Hanoi is actively taking steps to transform itself into a modern and civilized city, with the latest effort being the initiative to design a distinct urban area along Ly Thuong Kiet Street in Hoan Kiem District.
|The Ly Thuong Kiet Street in Hoan Kiem District would undergo a major transformation. Photo: Lai Tan/The Hanoi Times|
The proposed design, on a scale of 1/500, encompasses wards of Cua Nam, Tran Hung Dao, Hang Bai, and Phan Chu Trinh.
This decision has received widespread public support. Despite the relatively modest length of the road, approximately 1.8 kilometers, the urban design study, and planning will cover an area of 41.16 hectares, of which 30.26 hectares will be used for actual urban design.
The Hanoi People's Committee stated that the project's objectives are to realize the general construction plan for Hanoi until 2030, with a vision until 2050, as endorsed by the Prime Minister.
A key aspect of the project is its proposal to harmoniously organize the landscape architecture, ensuring that the new development area fits into the existing architectural structure of the historic French Quarter.
It also aims to create seamless connections between the surrounding architectural and landscape spaces while preserving and promoting historical, cultural, and social values. The project also includes solutions to enhance the urban areas in the capital city's vicinity, with a focus on preserving and highlighting valuable structures.

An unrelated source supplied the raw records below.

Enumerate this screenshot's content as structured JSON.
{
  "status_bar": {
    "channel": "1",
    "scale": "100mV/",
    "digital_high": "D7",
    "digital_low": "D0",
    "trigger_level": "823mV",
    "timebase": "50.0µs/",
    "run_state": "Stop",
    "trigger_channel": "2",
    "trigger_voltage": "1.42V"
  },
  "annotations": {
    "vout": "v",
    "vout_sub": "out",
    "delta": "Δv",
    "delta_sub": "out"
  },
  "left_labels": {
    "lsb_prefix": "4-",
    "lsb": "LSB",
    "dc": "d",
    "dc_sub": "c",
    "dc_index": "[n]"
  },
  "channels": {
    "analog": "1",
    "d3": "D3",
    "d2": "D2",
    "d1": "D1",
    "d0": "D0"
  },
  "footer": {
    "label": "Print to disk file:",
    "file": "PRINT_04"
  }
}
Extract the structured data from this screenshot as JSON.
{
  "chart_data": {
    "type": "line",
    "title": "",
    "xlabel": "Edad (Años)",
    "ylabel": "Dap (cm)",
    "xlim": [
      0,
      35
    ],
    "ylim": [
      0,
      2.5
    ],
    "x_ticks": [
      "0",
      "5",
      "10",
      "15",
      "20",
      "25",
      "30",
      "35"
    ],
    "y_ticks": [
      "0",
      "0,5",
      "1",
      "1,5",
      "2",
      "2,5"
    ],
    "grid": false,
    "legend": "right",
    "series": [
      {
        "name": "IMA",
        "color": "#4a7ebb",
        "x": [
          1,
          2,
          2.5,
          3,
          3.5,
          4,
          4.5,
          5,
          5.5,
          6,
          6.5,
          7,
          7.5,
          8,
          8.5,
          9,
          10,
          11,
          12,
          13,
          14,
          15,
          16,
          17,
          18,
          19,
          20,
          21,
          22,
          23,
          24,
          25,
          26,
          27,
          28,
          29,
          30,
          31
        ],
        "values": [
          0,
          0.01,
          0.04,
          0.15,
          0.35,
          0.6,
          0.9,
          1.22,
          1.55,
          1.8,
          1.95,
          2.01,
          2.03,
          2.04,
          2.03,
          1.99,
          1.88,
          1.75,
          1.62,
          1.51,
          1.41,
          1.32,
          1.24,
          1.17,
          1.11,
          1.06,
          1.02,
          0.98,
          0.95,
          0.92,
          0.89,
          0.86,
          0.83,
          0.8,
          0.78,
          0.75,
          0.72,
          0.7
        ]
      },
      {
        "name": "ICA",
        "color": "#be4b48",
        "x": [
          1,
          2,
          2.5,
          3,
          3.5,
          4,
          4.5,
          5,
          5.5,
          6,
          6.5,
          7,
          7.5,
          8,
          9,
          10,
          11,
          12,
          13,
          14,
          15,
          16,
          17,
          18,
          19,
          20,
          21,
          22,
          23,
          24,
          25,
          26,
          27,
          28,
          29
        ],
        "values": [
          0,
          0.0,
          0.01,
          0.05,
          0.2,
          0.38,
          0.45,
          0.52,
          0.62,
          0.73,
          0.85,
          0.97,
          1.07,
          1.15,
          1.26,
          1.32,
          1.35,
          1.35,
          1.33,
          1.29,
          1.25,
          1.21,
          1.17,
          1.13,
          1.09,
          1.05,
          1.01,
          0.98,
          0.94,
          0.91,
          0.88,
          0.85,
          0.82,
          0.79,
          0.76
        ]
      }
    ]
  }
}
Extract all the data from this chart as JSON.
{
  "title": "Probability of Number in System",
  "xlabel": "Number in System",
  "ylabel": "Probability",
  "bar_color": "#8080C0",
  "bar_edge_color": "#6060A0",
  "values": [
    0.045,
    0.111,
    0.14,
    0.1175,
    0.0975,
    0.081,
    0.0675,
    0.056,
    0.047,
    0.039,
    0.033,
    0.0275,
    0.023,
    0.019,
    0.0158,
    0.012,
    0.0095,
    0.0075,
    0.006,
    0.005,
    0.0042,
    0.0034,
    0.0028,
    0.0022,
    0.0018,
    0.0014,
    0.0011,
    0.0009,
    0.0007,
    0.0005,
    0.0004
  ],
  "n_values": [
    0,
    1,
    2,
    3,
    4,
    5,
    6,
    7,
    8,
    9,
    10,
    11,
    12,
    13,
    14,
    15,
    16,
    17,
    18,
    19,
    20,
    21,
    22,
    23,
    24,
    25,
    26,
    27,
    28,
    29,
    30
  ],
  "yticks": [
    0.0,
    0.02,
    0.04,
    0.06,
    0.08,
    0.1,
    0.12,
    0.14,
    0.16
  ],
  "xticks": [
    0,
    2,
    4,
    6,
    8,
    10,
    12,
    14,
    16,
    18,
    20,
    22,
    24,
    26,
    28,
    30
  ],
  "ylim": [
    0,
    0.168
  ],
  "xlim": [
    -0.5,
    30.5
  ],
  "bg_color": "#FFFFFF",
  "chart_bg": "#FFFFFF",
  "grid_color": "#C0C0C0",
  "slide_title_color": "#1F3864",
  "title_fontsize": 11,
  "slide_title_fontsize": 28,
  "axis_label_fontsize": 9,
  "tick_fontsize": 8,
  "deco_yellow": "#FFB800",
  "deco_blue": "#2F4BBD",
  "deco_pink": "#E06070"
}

The plan also considers the use and management of roadways and sidewalks to meet the needs of businesses and commercial activities, and to provide adequate parking for various modes of transportation.
Furthermore, in terms of architectural design, close coordination and review with local authorities is necessary to address cases of land unsuitable for construction.
This will prevent the proliferation of excessively narrow buildings and ensure architectural harmony along the entire route. In addition, the city would decide on the location and design of public spaces in urban areas, such as monuments, gardens and squares. At the same time, specific zoning should be established to protect cultural heritage sites and relics, preserving their significance within the urban landscape.
Effective legal framework necessary for sustainable growth
Experts have suggested that such an initiative should be the way forward for Hanoi to promote efficiency in urban management. However, in the longer term, there is an urgent need for Hanoi to establish a robust and comprehensive legal and institutional framework, supported by decentralization and more specific and groundbreaking policies, which in this case is the early
This is essential to meet the demands of rapid, sustainable development, extensive international integration, and enhanced competitiveness at regional and global levels.
Architect Dao Ngoc Nghiem, Vice Chairman of the Vietnam Urban Development and Planning Association, said the revision of the Capital Law should focus on creating a more systematic legal basis to improve the quality of urban planning.
"At the same time, there should be strict adherence to planning discipline and management while promoting the construction of integrated infrastructure to facilitate smart urban development and management processes," Nghiem said.
He also emphasizes the importance of adopting an innovative urban governance model that is conducive to delegation and decentralization of management responsibilities.
"Hanoi needs a governance model that has sufficient capacity for effective management," he added.
Tran Ngoc Chinh, Chairman of the Vietnam Urban Development Planning Association, stressed the importance of reviewing and re-evaluating Hanoi's general planning, given its status as a special city and the country's capital.
This process, which takes place every 10 years, is essential for strategic forecasting in various sectors, including industry, economy, and society, Chinh said.
The general plan thus serves as a roadmap for urban construction and development and lays the foundation for integration within the capital planning period from 2021 to 2030, with a vision to 2050, he noted.